By the President of the United States Of America
A Proclamation
The great king Solomon, told in a night vision to ask what he wished of God, was reverent and humble enough to pray, "I am but a little child . . . Give therefore Thy servant an understanding heart . . . for who is able to judge this Thy so great a people?"
In our time as in Solomon's, no nation can expect to prosper and live in peace—no people can govern themselves wisely—except they invoke and rely on the divine wisdom.

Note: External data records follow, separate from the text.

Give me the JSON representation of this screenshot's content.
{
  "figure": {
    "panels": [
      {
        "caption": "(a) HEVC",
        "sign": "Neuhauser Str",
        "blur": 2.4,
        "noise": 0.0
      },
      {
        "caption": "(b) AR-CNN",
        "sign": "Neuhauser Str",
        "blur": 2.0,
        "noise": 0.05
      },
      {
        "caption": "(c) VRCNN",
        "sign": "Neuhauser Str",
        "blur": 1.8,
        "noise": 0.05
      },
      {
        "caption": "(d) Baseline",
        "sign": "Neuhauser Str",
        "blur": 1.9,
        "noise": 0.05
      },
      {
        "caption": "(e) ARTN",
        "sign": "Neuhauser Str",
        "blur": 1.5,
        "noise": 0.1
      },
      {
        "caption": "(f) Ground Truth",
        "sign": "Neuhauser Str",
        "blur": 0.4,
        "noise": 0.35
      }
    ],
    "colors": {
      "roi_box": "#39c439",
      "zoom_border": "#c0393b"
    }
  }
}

In all our concerns and all our affairs as a nation, both at home and abroad, prayer should be not merely an embellishment, but an essential: both the prayer of affirmation that our God is great and good, that He made us and not we ourselves, and the prayer of petition that He may guide and protect us every one.
In 1952 the Congress directed the President to set aside a suitable day other than a Sunday each year as a National Day of Prayer, in recognition of the profound religious faith on which America is built.
Now, Therefore, I, Richard Nixon, President of the United States of America, do hereby proclaim Wednesday, October 18, as National Day of Prayer, 1972.
I call upon all Americans to pray that day, each after his or her own manner and convictions, for Deity's blessing on our land and for peace on earth, goodwill among all men.
In Witness Whereof, I have hereunto set my hand this ninth day of October, in the year of our Lord nineteen hundred seventy-two, and of the Independence of the United States of America the one hundred ninety-seventh.